DULUTH -- The city's reserve fund -- often called the piggy bank or rainy-day fund because its money is used only in emergencies -- has been left precariously low after a bad investment tied to a subprime mortgage lender.
If the city were financially healthy, it would have about $8 million in the reserve fund, or a little less than 10 percent of the general fund budget.
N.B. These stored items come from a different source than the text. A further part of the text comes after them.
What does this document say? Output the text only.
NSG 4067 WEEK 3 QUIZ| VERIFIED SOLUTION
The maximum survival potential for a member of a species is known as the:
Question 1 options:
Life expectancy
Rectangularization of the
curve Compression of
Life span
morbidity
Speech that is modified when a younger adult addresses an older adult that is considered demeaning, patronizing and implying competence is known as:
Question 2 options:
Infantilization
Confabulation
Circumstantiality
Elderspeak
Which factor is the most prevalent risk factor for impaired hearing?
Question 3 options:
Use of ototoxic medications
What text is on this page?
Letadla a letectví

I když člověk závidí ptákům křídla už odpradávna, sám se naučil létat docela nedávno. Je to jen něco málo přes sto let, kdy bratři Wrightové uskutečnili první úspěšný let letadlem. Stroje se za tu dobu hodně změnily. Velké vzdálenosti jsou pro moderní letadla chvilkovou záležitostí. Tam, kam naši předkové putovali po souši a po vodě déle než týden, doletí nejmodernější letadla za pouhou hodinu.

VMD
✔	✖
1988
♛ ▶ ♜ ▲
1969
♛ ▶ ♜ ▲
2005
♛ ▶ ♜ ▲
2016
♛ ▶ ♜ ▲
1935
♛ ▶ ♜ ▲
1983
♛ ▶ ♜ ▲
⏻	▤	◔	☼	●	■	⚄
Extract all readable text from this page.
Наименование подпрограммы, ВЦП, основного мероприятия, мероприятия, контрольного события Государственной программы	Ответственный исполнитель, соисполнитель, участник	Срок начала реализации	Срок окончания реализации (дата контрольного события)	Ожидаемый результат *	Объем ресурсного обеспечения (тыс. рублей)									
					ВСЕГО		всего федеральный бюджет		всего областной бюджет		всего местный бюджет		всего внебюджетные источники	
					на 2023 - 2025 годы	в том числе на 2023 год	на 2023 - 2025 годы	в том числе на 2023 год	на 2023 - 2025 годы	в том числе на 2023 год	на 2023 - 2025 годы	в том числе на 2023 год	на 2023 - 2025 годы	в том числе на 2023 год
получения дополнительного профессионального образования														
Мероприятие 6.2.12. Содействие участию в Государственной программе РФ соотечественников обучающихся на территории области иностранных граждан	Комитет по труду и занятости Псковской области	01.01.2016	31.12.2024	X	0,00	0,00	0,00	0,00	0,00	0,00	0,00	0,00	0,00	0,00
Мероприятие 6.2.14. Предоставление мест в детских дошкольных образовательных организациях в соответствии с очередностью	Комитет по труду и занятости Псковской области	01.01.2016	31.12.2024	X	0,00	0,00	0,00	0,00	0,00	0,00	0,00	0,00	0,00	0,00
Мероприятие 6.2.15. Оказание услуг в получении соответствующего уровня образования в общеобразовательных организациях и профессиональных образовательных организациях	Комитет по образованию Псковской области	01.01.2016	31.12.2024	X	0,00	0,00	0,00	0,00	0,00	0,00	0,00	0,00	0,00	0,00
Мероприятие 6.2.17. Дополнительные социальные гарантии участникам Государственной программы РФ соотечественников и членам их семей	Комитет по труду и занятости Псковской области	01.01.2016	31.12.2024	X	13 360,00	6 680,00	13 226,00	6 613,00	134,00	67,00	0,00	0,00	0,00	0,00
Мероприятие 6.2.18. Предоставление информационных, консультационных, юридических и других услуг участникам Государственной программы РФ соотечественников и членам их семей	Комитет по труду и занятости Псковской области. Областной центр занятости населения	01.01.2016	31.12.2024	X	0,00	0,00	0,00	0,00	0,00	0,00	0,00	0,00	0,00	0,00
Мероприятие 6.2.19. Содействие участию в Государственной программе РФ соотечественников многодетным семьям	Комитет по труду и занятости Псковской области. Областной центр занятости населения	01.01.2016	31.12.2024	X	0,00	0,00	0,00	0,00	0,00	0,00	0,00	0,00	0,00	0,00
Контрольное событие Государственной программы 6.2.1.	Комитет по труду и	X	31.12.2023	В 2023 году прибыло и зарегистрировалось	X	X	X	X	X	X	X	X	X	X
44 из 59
Though that's never happened, the city does have a policy that at minimum the fund should be about 5 percent of the general fund, or $4 million, Duluth finance director Genie Stark said.
In fact, the fund has about $1.6 million, or about 1 percent of the general fund balance, with about $1 million of that specified as undesignated.
"If there's a bump in the road somewhere, it could be devastating," City Councilman Todd Fedora said. "How would we pay for an emergency?"
The fund balance is also crucial when the city borrows money for a project, because investment firms such as Moody's and Standard & Poor's look at the reserve fund when assigning ratings to a borrower. On July 24, the city plans to bond for more than $40 million to finance the Duluth Entertainment Convention Center expansion.
"If you don't have a cushion, they charge more interest," Councilman Jim Stauber said. "Even a fraction of a percentage point change can cost taxpayers tens of thousands of dollars."
City officials said they are working to correct the problem. Stark said that by the time the city has its ratings calls -- about a week before the July bonding -- a new budget plan submitted by Mayor Don Ness, outlining a strategy for budget cuts and revenue increases, probably will be approved by the council.
Stark said she doesn't think the reserve fund balance as it is now would affect the city's bond rating when it comes time to borrow money for the DECC.